Last but not least, in order for a Prenuptial Agreement to be valid, the following indispensable ingredients should be incorporated:
1. There must be a full and complete financial disclosure by both parties. If either part conceals any assets or liabilities, a presumption may ensue that there has been a misrepresentation, overreaching, concealment of facts, or other forms of deception. As such, a schedule of assets and liabilities should always be appended to the agreement.
2. A Prenuptial Agreement should be signed by each party with sufficient time to contemplate its full import. Thus, it should be executed well in advance of the anticipated wedding such as weeks or month prior to marriage. If a Prenuptial Agreement is entered into right before the marriage, especially if there were any wedding ceremony arrangements made, a presumption may ensue that it was signed under duress (person was forced to sign the agreement)

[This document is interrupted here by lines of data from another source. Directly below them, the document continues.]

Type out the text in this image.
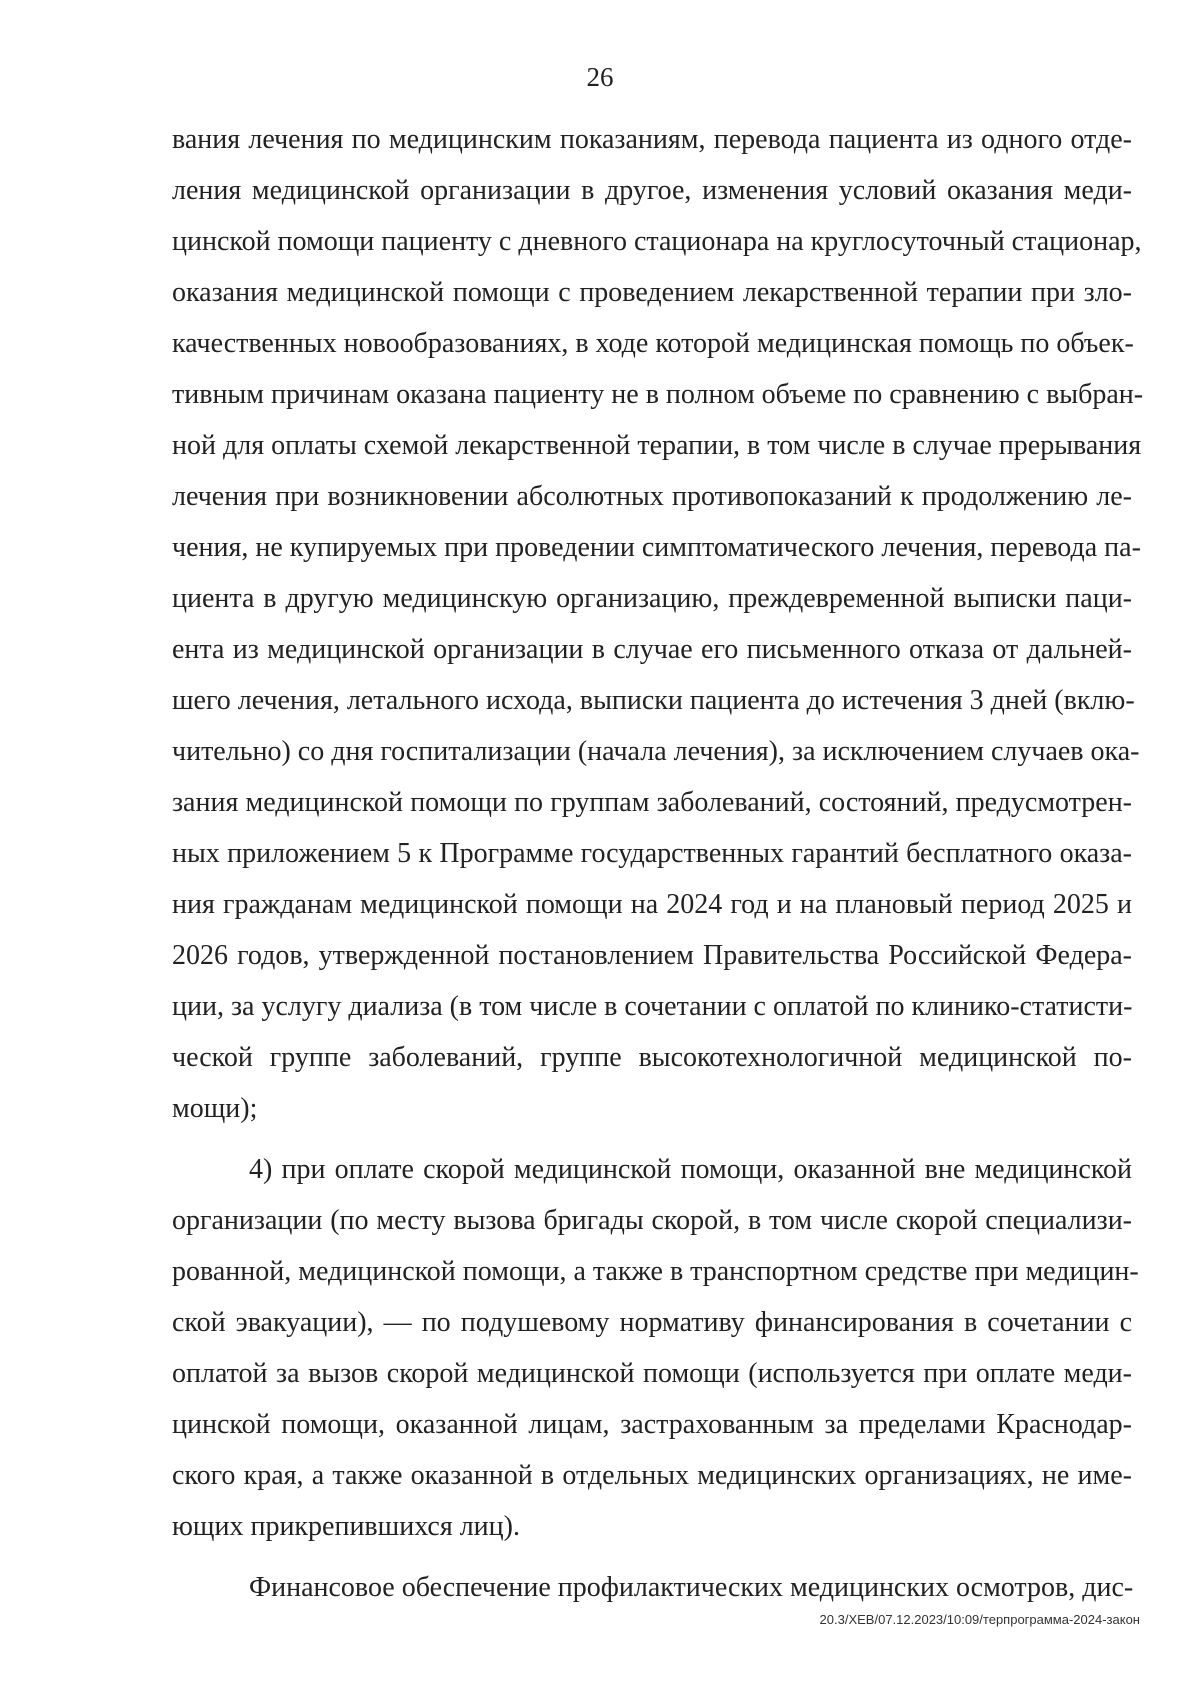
26
вания лечения по медицинским показаниям, перевода пациента из одного отде-
ления медицинской организации в другое, изменения условий оказания меди-
цинской помощи пациенту с дневного стационара на круглосуточный стационар,
оказания медицинской помощи с проведением лекарственной терапии при зло-
качественных новообразованиях, в ходе которой медицинская помощь по объек-
тивным причинам оказана пациенту не в полном объеме по сравнению с выбран-
ной для оплаты схемой лекарственной терапии, в том числе в случае прерывания
лечения при возникновении абсолютных противопоказаний к продолжению ле-
чения, не купируемых при проведении симптоматического лечения, перевода па-
циента в другую медицинскую организацию, преждевременной выписки паци-
ента из медицинской организации в случае его письменного отказа от дальней-
шего лечения, летального исхода, выписки пациента до истечения 3 дней (вклю-
чительно) со дня госпитализации (начала лечения), за исключением случаев ока-
зания медицинской помощи по группам заболеваний, состояний, предусмотрен-
ных приложением 5 к Программе государственных гарантий бесплатного оказа-
ния гражданам медицинской помощи на 2024 год и на плановый период 2025 и
2026 годов, утвержденной постановлением Правительства Российской Федера-
ции, за услугу диализа (в том числе в сочетании с оплатой по клинико-статисти-
ческой группе заболеваний, группе высокотехнологичной медицинской по-
мощи);
4) при оплате скорой медицинской помощи, оказанной вне медицинской
организации (по месту вызова бригады скорой, в том числе скорой специализи-
рованной, медицинской помощи, а также в транспортном средстве при медицин-
ской эвакуации), — по подушевому нормативу финансирования в сочетании с
оплатой за вызов скорой медицинской помощи (используется при оплате меди-
цинской помощи, оказанной лицам, застрахованным за пределами Краснодар-
ского края, а также оказанной в отдельных медицинских организациях, не име-
ющих прикрепившихся лиц).
Финансовое обеспечение профилактических медицинских осмотров, дис-
20.3/ХЕВ/07.12.2023/10:09/терпрограмма-2024-закон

3. A Prenuptial Agreement must be acknowledged by each party, which means that it must be executed just like a house deed, in front of a notary public. Absence of acknowledgement of the parties’ signatures by a notary public is a fatal defect. The reason why an acknowledgment of parties’ signatures is an indispensable requirement is because it is essential in order for the agreement to constitute an “opting out” agreement under DRL Sec. 236 Part B (3), whereby the parties by agreement may alter the plan of equitable distribution of marital property that would otherwise be applicable in the event of divorce.
4. Each party should be separately represented by an attorney of that person’s own selection.
5. A Prenuptial Agreement should be fair and reasonable without overreaching of one party by the other. When a court is called upon to enforce a Prenuptial Agreement, it will strictly scrutinize the fairness of the agreement particularly analyzing whether the terms of such agreement are unconscionable as applied to the party who was at a disadvantage when the agreement was signed.